As you can see, the top 5 predictions of the image we supplied are an airliner with a 0.20 probability, a warplane with a 0.12 probability, a space shuttle with a 0.05 probability, and the last two predictions being a starfish and a wing with the least probabilities. We can say that the first prediction has the closest label.

This is fine. but I had to show you the image we are going to work with prior to the code. There is a way to display the image and its respective predicted labels in the output. We can also predict the labels of two or more images at once, not just sticking to one image. For all this to happen, we are just going to modify the previous code a bit.

import tensorflow as tf
import matplotlib.pyplot as plt
model = tf.keras.applications.MobileNetV2(weights='imagenet')
img_paths = ['cats.jpg','dog.jpg','bird.jpg','umbrella.jpg']

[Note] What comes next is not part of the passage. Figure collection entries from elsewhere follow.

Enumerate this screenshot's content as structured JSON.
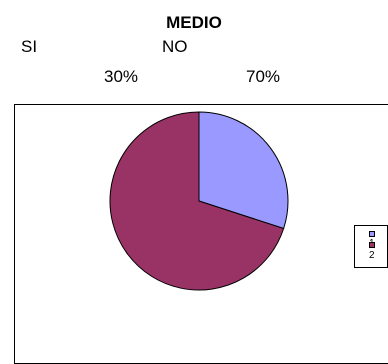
{
  "chart_data": {
    "type": "pie",
    "title": "MEDIO",
    "columns": [
      {
        "label": "SI",
        "percent_label": "30%"
      },
      {
        "label": "NO",
        "percent_label": "70%"
      }
    ],
    "slices": [
      {
        "legend": "1",
        "value": 30,
        "color": "#9999ff"
      },
      {
        "legend": "2",
        "value": 70,
        "color": "#993366"
      }
    ]
  }
}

for image_path in img_paths:
    img = tf.keras.preprocessing.image.load_img(image_path, target_size=(224,224))
    input_image = tf.keras.preprocessing.image.img_to_array(img)
    input_image = tf.keras.applications.mobilenet_v2.preprocess_input(input_image)
    input_image = tf.expand_dims(input_image, axis=0)
    predictions = model.predict(input_image)
    predicted_classes = tf.keras.applications.mobilenet_v2.decode_predictions(predictions, top=10)[0]
    plt.imshow(img,interpolation='bicubic')
    plt.axis('off')
    plt.show()
    print("Predictions:")
    first_prediction = True
    for _, class_name, probability in predicted_classes:
        if first_prediction:
            print(f"{class_name}: {probability}")
            first_prediction = False
        else:
            print(f"{class_name}: {probability}")
    print()

In this version, we are taking four different classes to predict- a cat, a dog, a bird, and an umbrella. We are going to try a pre-trained model and check if the model labels these classes correctly. We are also increasing the top predictions to 10 so that we have 10 predictions of what the label could be.

Everything is the same until the predictions part. The explanation for the highlighted code is given below.

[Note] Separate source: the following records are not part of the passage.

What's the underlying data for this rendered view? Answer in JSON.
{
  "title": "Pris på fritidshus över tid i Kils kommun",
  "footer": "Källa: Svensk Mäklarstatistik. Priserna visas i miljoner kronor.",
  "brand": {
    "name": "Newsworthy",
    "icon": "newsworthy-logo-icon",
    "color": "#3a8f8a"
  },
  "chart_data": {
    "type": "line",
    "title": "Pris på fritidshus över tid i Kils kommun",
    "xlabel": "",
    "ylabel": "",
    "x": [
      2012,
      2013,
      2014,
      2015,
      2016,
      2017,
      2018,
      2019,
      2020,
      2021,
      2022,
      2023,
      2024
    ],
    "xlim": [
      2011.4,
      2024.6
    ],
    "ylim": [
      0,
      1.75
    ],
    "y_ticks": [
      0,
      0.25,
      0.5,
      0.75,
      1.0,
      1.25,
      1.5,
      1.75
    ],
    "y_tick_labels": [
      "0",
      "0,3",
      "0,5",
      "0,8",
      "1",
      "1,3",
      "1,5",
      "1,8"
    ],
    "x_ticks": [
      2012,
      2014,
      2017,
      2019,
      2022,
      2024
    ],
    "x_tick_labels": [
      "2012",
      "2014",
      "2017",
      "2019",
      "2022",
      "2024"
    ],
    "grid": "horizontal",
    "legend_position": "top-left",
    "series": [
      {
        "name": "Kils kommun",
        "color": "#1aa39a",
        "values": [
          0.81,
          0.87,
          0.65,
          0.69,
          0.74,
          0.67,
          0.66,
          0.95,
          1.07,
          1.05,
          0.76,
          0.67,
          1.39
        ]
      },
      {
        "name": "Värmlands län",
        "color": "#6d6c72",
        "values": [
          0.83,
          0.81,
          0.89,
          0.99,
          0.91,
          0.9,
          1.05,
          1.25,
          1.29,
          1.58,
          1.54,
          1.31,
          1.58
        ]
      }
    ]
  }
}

In line 12, we are using the imshow method to display the image. The interpolation is used so that we can get a clear image. We don’t need an axis for these images, so it is turned off in line 13.

The title of the images is set to Predictions. We are setting the first prediction to True so that we only get one image associated with the first label. Otherwise, the image will be displayed every time for 10 predictions. The predicted label, along with its probability, is printed.

Let us see the predictions.

The cat here appears to be a tabby cat based on the probabilities.

We sure know this pup here is a Chow-Chow!

Based on the probabilities, this bird is supposed to be an Indigo Bunting.

The model seems to be very confident about this one.

Conclusion

Image recognition can be a very complex task dealing with AI. The intent of this tutorial was to provide a simple approach to building an AI-based Image Recognition system to start off the journey.

We have used TensorFlow for this task, a popular deep learning framework that is used across many fields such as NLP, computer vision, and so on. The TensorFlow library has a high-level API called Keras that makes working with neural networks easy and fun.

We have used a pre-trained model of the TensorFlow library to carry out image recognition. We have seen how to use this model to label an image with the top 5 predictions for the image.

The next model we built is based on the previous one. We modified the code so that it could give us the top 10 predictions and also the image we supplied to the model along with the predictions.